4. Size Control: Pollarded pruning is ideal for creating compact, formal hedges or defining boundaries in a garden. It allows for precise control of the shrub's size and shape. While pollarded crepe myrtles can appear stark and formal during winter, they burst with foliage and blossoms in the summer, making them an eye-catching addition to formal gardens or landscapes with structured designs.
The Elegance of Standard Pruning
Standard pruning, known as "tree form" or "specimen tree" pruning, transforms crepe myrtles into small, tree-like specimens. This style combines the beauty of the crepe myrtle's bark and branching structure with the elegance of a tree. Here's how standard pruning is achieved:
1. Single Trunk Formation: Select a single, central solid trunk and remove any competing shoots or branches that emerge near the base of the shrub. This establishes the desired tree-like form.
2. Remove Lower Branches: Gradually remove the lower branches over several years to create a clear, tree-like trunk. Prune these branches back to the main trunk or a lateral branch.
3. Encourage Canopy Growth: As the central trunk develops, allow the upper branches to grow naturally, forming a canopy. Minimal pruning is required for the upper limbs to maintain their natural appearance.
4. Pruning Timing: Standard pruning is best performed in late winter or early spring when the crepe myrtle is dormant and before new growth begins. Standard-pruned crepe myrtles offer an elegant focal point in gardens and landscapes. Their tree-like appearance provides a vertical element that can be particularly appealing in smaller spaces or as an accent in mixed plantings.
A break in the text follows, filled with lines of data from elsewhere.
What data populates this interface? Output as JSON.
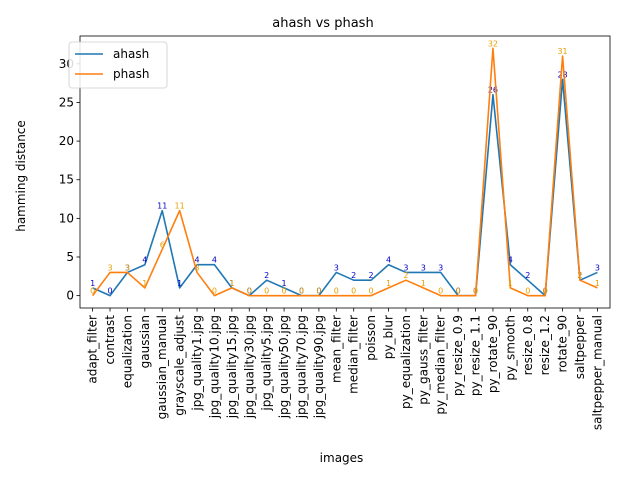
{
  "chart_data": {
    "type": "line",
    "title": "ahash vs phash",
    "xlabel": "images",
    "ylabel": "hamming distance",
    "ylim": [
      -1.6,
      33.6
    ],
    "yticks": [
      0,
      5,
      10,
      15,
      20,
      25,
      30
    ],
    "grid": false,
    "legend_position": "top-left",
    "categories": [
      "adapt_filter",
      "contrast",
      "equalization",
      "gaussian",
      "gaussian_manual",
      "grayscale_adjust",
      "jpg_quality1.jpg",
      "jpg_quality10.jpg",
      "jpg_quality15.jpg",
      "jpg_quality30.jpg",
      "jpg_quality5.jpg",
      "jpg_quality50.jpg",
      "jpg_quality70.jpg",
      "jpg_quality90.jpg",
      "mean_filter",
      "median_filter",
      "poisson",
      "py_blur",
      "py_equalization",
      "py_gauss_filter",
      "py_median_filter",
      "py_resize_0.9",
      "py_resize_1.1",
      "py_rotate_90",
      "py_smooth",
      "resize_0.8",
      "resize_1.2",
      "rotate_90",
      "saltpepper",
      "saltpepper_manual"
    ],
    "series": [
      {
        "name": "ahash",
        "color": "#1f77b4",
        "label_color": "#0000cc",
        "values": [
          1,
          0,
          3,
          4,
          11,
          1,
          4,
          4,
          1,
          0,
          2,
          1,
          0,
          0,
          3,
          2,
          2,
          4,
          3,
          3,
          3,
          0,
          0,
          26,
          4,
          2,
          0,
          28,
          2,
          3
        ]
      },
      {
        "name": "phash",
        "color": "#ff7f0e",
        "label_color": "#e6a000",
        "values": [
          0,
          3,
          3,
          1,
          6,
          11,
          3,
          0,
          1,
          0,
          0,
          0,
          0,
          0,
          0,
          0,
          0,
          1,
          2,
          1,
          0,
          0,
          0,
          32,
          1,
          0,
          0,
          31,
          2,
          1
        ]
      }
    ]
  }
}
The Optimal Times for Crepe Myrtle Pruning
Timing is crucial for crepe myrtle pruning, regardless of the chosen style. Here are the optimal times for pruning:
1. Late Winter to Early Spring: This is the ideal time for natural, standard, and pollarded pruning. Perform pruning while the shrub is dormant but just before new growth begins, usually in late winter or early spring.
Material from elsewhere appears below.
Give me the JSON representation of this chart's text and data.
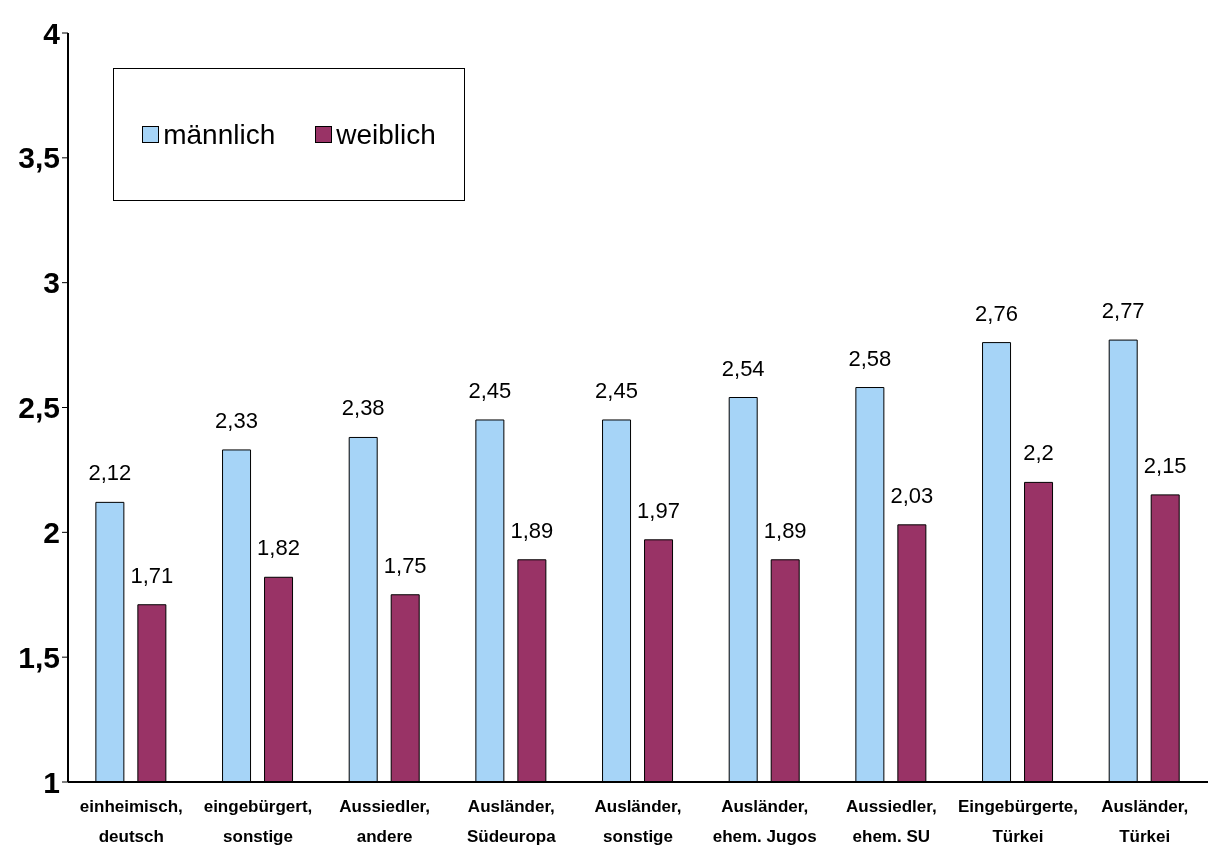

2. Avoid Summer Pruning: Avoiding crepe myrtles in full bloom is generally recommended. Pruning during this time can reduce the number of blossoms and delay or interrupt the flowering cycle.
3. Deadheading Blooms: If you wish to remove spent blooms to encourage additional flowering, do so during the summer as the blossoms fade. This is known as "deadheading."
4. Minor Pruning Year-Round: While significant pruning is best done during the dormant season, minor maintenance, such as removing dead or diseased branches, can be performed year-round.
Crepe myrtle pruning offers various styles to suit different preferences and garden designs. Natural pruning preserves the shrub's wild beauty, pollarded pruning provides precision and formality, and standard pruning offers elegance and vertical presence. By understanding the techniques and timing associated with each style, gardeners can enhance the health and aesthetics of their crepe myrtles, ensuring they remain a captivating feature in their landscapes for years to come.